Medan | Neraca – Unit Kegiatan Mahasiswa Lembaga Pers Mahasiswa Teropong Universitas Muhammadiyah Sumatera Utara melantik kepengurusan periode 2026–2027 pada Sabtu, 11 April 2026, di Aula FISIP UMSU. Kegiatan yang dimulai pukul 09.00 WIB ini mengusung tema “Evolusi Literasi Berkarya dengan Nilai, Berkembang melalui Inovasi”.
Pelantikan tersebut dihadiri oleh Kepala Biro Humas dan Protokoler UMSU, Dr. Ribut Priadi, S.Sos., M.I.Kom., Pembina UKM LPM Teropong, Dr. Muhammad Arifin, M.Pd., Ketua Format UKM LPM Teropong UMSU, Rezky Heidy Pratiwi, S.Sos., pengurus demisioner, pengurus baru, kru magang, Aliansi Pers Mahasiswa (APM), yaitu Pers Pijar dan LPM Neraca, serta organisasi mahasiswa (ormawa) di lingkungan UMSU dan tamu undangan lainnya.

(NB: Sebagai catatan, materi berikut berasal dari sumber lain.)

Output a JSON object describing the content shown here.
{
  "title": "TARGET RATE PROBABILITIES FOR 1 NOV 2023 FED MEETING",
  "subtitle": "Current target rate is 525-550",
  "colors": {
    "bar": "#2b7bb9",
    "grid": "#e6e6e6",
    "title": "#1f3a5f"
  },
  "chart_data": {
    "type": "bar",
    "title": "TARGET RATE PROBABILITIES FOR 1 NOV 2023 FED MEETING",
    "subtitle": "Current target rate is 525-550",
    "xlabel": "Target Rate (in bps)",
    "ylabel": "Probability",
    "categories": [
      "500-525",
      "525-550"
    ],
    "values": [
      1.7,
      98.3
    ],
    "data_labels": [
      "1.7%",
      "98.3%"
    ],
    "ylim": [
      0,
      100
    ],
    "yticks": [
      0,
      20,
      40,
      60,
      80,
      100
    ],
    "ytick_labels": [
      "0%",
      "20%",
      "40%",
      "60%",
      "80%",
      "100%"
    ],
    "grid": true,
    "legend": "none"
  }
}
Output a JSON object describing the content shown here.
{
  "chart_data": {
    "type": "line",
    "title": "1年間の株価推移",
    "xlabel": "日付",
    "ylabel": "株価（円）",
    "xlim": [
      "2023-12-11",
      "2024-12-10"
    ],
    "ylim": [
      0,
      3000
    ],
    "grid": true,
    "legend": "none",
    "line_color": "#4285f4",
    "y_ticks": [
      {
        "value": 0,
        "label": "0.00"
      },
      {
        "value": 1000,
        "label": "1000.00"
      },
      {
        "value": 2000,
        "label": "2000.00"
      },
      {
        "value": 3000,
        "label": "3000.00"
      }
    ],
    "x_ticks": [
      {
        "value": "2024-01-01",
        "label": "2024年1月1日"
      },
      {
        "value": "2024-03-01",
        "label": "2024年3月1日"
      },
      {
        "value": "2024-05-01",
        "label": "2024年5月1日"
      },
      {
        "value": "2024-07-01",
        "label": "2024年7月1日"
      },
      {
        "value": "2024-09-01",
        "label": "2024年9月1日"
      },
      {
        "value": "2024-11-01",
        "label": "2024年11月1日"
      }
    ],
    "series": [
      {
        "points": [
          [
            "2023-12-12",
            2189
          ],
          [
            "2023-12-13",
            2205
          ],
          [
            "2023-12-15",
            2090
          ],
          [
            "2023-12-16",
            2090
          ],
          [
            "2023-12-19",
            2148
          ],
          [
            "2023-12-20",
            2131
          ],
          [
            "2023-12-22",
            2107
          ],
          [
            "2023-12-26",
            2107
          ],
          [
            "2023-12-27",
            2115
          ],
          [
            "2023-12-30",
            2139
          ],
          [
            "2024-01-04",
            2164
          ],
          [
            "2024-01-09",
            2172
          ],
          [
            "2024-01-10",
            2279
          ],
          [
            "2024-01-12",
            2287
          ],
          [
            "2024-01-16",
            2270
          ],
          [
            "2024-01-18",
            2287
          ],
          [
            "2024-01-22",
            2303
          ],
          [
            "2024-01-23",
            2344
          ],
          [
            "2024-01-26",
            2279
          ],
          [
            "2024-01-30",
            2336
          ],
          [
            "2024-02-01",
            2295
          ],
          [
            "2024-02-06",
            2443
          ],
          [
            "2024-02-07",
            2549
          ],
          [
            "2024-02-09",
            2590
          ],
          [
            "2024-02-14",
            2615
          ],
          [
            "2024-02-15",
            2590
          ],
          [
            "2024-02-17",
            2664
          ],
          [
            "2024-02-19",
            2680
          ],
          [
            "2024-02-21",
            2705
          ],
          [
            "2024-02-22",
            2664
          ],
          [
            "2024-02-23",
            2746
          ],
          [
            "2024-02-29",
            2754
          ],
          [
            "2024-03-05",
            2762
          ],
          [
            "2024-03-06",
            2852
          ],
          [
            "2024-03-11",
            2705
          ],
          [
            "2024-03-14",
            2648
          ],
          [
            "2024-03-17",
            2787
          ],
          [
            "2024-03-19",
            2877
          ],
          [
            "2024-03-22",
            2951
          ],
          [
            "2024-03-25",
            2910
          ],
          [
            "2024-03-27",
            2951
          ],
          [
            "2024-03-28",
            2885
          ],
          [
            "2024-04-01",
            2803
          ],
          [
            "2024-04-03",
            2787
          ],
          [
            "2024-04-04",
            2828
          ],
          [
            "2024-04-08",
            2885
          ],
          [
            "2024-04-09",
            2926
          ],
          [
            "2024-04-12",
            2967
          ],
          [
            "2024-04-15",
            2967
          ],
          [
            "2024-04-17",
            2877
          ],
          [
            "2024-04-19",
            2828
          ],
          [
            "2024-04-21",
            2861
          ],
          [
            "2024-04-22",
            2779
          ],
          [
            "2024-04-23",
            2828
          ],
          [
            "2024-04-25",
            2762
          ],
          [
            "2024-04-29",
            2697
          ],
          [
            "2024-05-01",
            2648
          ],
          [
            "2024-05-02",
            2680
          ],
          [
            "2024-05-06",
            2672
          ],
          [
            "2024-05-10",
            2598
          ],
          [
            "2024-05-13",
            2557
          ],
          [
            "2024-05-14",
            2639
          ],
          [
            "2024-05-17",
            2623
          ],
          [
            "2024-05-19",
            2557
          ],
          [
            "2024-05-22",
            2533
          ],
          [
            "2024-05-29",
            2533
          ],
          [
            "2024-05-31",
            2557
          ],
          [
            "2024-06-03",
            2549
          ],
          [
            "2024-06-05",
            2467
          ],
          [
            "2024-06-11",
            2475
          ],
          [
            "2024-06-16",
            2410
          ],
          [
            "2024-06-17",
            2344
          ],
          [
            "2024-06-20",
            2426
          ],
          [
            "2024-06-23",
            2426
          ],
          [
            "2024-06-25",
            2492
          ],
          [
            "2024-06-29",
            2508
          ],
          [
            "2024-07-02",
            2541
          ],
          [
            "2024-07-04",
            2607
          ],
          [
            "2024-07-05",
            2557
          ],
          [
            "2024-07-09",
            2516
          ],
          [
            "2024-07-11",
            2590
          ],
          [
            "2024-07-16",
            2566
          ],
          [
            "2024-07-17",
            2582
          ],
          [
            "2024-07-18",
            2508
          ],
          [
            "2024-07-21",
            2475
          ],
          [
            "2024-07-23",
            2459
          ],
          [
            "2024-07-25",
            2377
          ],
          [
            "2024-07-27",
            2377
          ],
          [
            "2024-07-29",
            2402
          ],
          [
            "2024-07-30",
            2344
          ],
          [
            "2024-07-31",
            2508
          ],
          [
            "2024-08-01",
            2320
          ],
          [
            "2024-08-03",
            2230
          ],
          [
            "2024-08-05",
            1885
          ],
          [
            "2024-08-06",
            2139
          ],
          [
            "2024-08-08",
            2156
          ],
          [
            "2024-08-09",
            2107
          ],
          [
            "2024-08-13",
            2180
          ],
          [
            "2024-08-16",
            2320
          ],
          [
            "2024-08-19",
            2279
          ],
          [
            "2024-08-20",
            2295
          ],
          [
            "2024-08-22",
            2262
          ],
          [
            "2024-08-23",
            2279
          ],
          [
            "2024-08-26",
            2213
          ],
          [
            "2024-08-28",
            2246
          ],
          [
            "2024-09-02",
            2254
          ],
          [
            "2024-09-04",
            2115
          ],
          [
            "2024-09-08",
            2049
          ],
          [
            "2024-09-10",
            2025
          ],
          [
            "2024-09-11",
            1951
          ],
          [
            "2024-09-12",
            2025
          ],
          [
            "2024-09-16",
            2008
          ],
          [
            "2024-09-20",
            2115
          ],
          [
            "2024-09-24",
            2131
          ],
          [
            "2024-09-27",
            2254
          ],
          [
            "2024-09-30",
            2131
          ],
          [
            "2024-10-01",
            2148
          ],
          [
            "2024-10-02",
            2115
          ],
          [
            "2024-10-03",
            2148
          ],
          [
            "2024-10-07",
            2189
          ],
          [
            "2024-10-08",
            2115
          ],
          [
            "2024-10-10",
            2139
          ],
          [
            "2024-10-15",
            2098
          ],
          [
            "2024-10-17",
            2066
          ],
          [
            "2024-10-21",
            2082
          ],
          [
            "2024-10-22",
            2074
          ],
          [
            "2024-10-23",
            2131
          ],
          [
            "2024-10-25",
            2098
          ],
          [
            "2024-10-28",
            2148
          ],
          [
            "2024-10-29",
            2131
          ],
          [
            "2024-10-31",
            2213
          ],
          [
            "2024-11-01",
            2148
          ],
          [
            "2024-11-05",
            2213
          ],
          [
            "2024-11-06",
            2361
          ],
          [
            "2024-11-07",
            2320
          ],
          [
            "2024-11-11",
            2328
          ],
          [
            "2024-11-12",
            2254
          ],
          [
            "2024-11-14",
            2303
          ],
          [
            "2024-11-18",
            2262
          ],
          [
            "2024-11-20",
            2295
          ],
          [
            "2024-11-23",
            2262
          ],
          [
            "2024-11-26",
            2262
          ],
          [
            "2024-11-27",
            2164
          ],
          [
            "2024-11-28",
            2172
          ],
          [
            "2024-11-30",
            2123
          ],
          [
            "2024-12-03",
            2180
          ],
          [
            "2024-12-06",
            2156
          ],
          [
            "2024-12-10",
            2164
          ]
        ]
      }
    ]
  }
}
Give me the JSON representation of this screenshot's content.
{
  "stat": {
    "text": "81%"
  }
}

Rangkaian kegiatan diawali dengan pembukaan oleh MC, pembacaan doa, serta menyanyikan lagu Indonesia Raya dan Mars Sang Surya. Ketua panitia kemudian menyampaikan laporan kegiatan sebelum memasuki prosesi inti pelantikan.
Prosesi pelantikan ditandai dengan pembacaan sumpah jabatan pengurus periode 2026–2027 serta serah terima jabatan pemimpin umum dari kepengurusan sebelumnya kepada kepengurusan baru. Momen tersebut menjadi awal estafet kepemimpinan dalam organisasi.
Pemimpin Umum demisioner periode 2025–2026, Winanda Salsabilla Lubis, menyampaikan apresiasi kepada seluruh pengurus atas dedikasi selama satu periode. Ia berharap kepengurusan baru dapat melanjutkan dan mengembangkan capaian yang telah dirintis.
Pemimpin Umum terpilih, Muhammad Firzatullah Sherwin Nasution, menegaskan bahwa amanah kepemimpinan merupakan tanggung jawab moral untuk menjaga kepercayaan organisasi. “Amanah ini bagi saya bukan sekadar jabatan, tetapi tanggung jawab moral untuk menjaga kepercayaan yang telah diberikan. Secara organisasi, ini berarti memastikan LPM tetap berjalan sesuai nilai jurnalistik yang kritis, objektif, dan berpihak pada kebenaran,” ujarnya.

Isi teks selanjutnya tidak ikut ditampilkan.